The end of this quarter till the end of the first quarter of 2014 is the buying window Janjuah sees as "the risk-on top", he said in a client note on Tuesday. After that he predicts a 25 percent to 50 percent sell-off over the last three quarters of 2014.
"While my target for this high in the S&P over the next five months remains anchored around 1,800, an 'extreme' upside target could see the S&P trade up to 1,850," he said. "I am looking – as a proxy guide – for the VIX (CBOE Volatility Index) index to trade down at 10 between now and end (of the first quarter of 2014) before I would recommend large-scale positioning for a major risk reversal over the last three quarters of 2014 and over 2015."

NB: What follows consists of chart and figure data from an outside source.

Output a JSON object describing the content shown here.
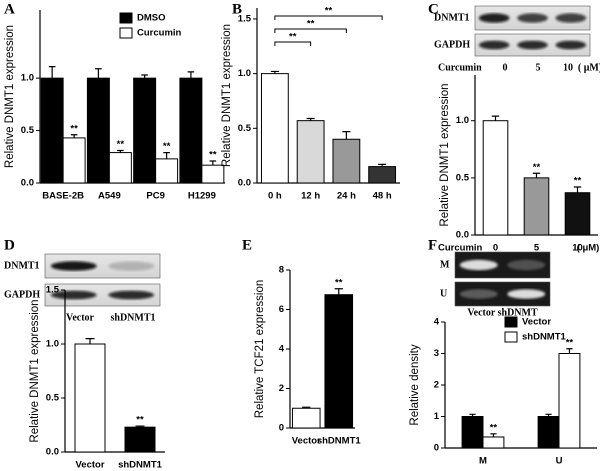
{
  "chart_data": [
    {
      "type": "bar",
      "panel": "A",
      "y_label": "Relative DNMT1 expression",
      "categories": [
        "BASE-2B",
        "A549",
        "PC9",
        "H1299"
      ],
      "series": [
        {
          "name": "DMSO",
          "color": "#000000",
          "values": [
            1.0,
            1.0,
            1.0,
            1.0
          ],
          "errors": [
            0.11,
            0.09,
            0.03,
            0.06
          ]
        },
        {
          "name": "Curcumin",
          "color": "#ffffff",
          "values": [
            0.43,
            0.29,
            0.23,
            0.17
          ],
          "errors": [
            0.03,
            0.02,
            0.06,
            0.04
          ],
          "significance": [
            "**",
            "**",
            "**",
            "**"
          ]
        }
      ],
      "ylim": [
        0,
        1.65
      ],
      "yticks": [
        {
          "value": 0,
          "label": "0.0"
        },
        {
          "value": 0.5,
          "label": "0.5"
        },
        {
          "value": 1.0,
          "label": "1.0"
        }
      ],
      "legend": "upper right"
    },
    {
      "type": "bar",
      "panel": "B",
      "y_label": "Relative DNMT1 expression",
      "categories": [
        "0 h",
        "12 h",
        "24 h",
        "48 h"
      ],
      "series": [
        {
          "colors": [
            "#ffffff",
            "#d9d9d9",
            "#999999",
            "#333333"
          ],
          "values": [
            1.0,
            0.57,
            0.4,
            0.15
          ],
          "errors": [
            0.02,
            0.02,
            0.07,
            0.02
          ],
          "bracket_labels": [
            null,
            "**",
            "**",
            "**"
          ]
        }
      ],
      "ylim": [
        0,
        1.6
      ],
      "yticks": [
        {
          "value": 0,
          "label": "0.0"
        },
        {
          "value": 0.5,
          "label": "0.5"
        },
        {
          "value": 1.0,
          "label": "1.0"
        },
        {
          "value": 1.5,
          "label": "1.5"
        }
      ]
    },
    {
      "type": "bar",
      "panel": "C",
      "y_label": "Relative DNMT1 expression",
      "blot": {
        "rows": [
          "DNMT1",
          "GAPDH"
        ],
        "lanes_title": "Curcumin",
        "lanes": [
          "0",
          "5",
          "10"
        ],
        "lanes_unit": "( μM)"
      },
      "x_title": "Curcumin",
      "x_unit": "( μM)",
      "categories": [
        "0",
        "5",
        "10"
      ],
      "series": [
        {
          "colors": [
            "#ffffff",
            "#999999",
            "#111111"
          ],
          "values": [
            1.0,
            0.5,
            0.37
          ],
          "errors": [
            0.04,
            0.04,
            0.05
          ],
          "significance": [
            null,
            "**",
            "**"
          ]
        }
      ],
      "ylim": [
        0,
        1.4
      ],
      "yticks": [
        {
          "value": 0,
          "label": "0.0"
        },
        {
          "value": 0.5,
          "label": "0.5"
        },
        {
          "value": 1.0,
          "label": "1.0"
        }
      ]
    },
    {
      "type": "bar",
      "panel": "D",
      "y_label": "Relative DNMT1 expression",
      "blot": {
        "rows": [
          "DNMT1",
          "GAPDH"
        ],
        "lanes": [
          "Vector",
          "shDNMT1"
        ]
      },
      "categories": [
        "Vector",
        "shDNMT1"
      ],
      "series": [
        {
          "colors": [
            "#ffffff",
            "#000000"
          ],
          "values": [
            1.0,
            0.23
          ],
          "errors": [
            0.05,
            0.01
          ],
          "significance": [
            null,
            "**"
          ]
        }
      ],
      "ylim": [
        0,
        1.5
      ],
      "yticks": [
        {
          "value": 0,
          "label": "0.0"
        },
        {
          "value": 0.5,
          "label": "0.5"
        },
        {
          "value": 1.0,
          "label": "1.0"
        },
        {
          "value": 1.5,
          "label": "1.5"
        }
      ]
    },
    {
      "type": "bar",
      "panel": "E",
      "y_label": "Relative TCF21 expression",
      "categories": [
        "Vector",
        "shDNMT1"
      ],
      "series": [
        {
          "colors": [
            "#ffffff",
            "#000000"
          ],
          "values": [
            1.0,
            6.75
          ],
          "errors": [
            0.05,
            0.3
          ],
          "significance": [
            null,
            "**"
          ]
        }
      ],
      "ylim": [
        0,
        8
      ],
      "yticks": [
        0,
        2,
        4,
        6,
        8
      ]
    },
    {
      "type": "bar",
      "panel": "F",
      "y_label": "Relative density",
      "blot": {
        "rows": [
          "M",
          "U"
        ],
        "caption": "Vector shDNMT"
      },
      "categories": [
        "M",
        "U"
      ],
      "series": [
        {
          "name": "Vector",
          "color": "#000000",
          "values": [
            1.0,
            1.0
          ],
          "errors": [
            0.07,
            0.07
          ]
        },
        {
          "name": "shDNMT1",
          "color": "#ffffff",
          "values": [
            0.35,
            3.0
          ],
          "errors": [
            0.1,
            0.15
          ],
          "significance": [
            "**",
            "**"
          ]
        }
      ],
      "ylim": [
        0,
        4
      ],
      "yticks": [
        0,
        1,
        2,
        3,
        4
      ],
      "legend": "upper right"
    }
  ]
}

(Read More: S&P 500 to Dip 5-10%, Then Soar: Nomura's Janjuah)
As an extra cautionary measure, Janjuah added that an interim sell-off could occur before the end of November due to markets having priced in all the recent good news on growth. There's a possibly a period of risk-off this month could take the the S&P from 1,775 to perhaps 1,650/1,700, or even as low as the 1,600/1,650 area, he said.
And the reason behind all these concise calls? Anemic global growth, mediocre fundamentals and "dangerously" loose monetary policy, according to Janjuah. As well as too much debt, an enormous misallocation of capital and excessive financial market speculation.
"In the context of growth surely I am not the only person surprised at policymakers, especially in the U.K. and the U.S., where seemingly the only solution to massive financial market and economic failures is to resort to more of the same of what caused the original problems – namely debt-driven consumption, debt-driven asset price speculation, and the expansion of the 'ponzi' that best describes our modern day economic 'model'," he said.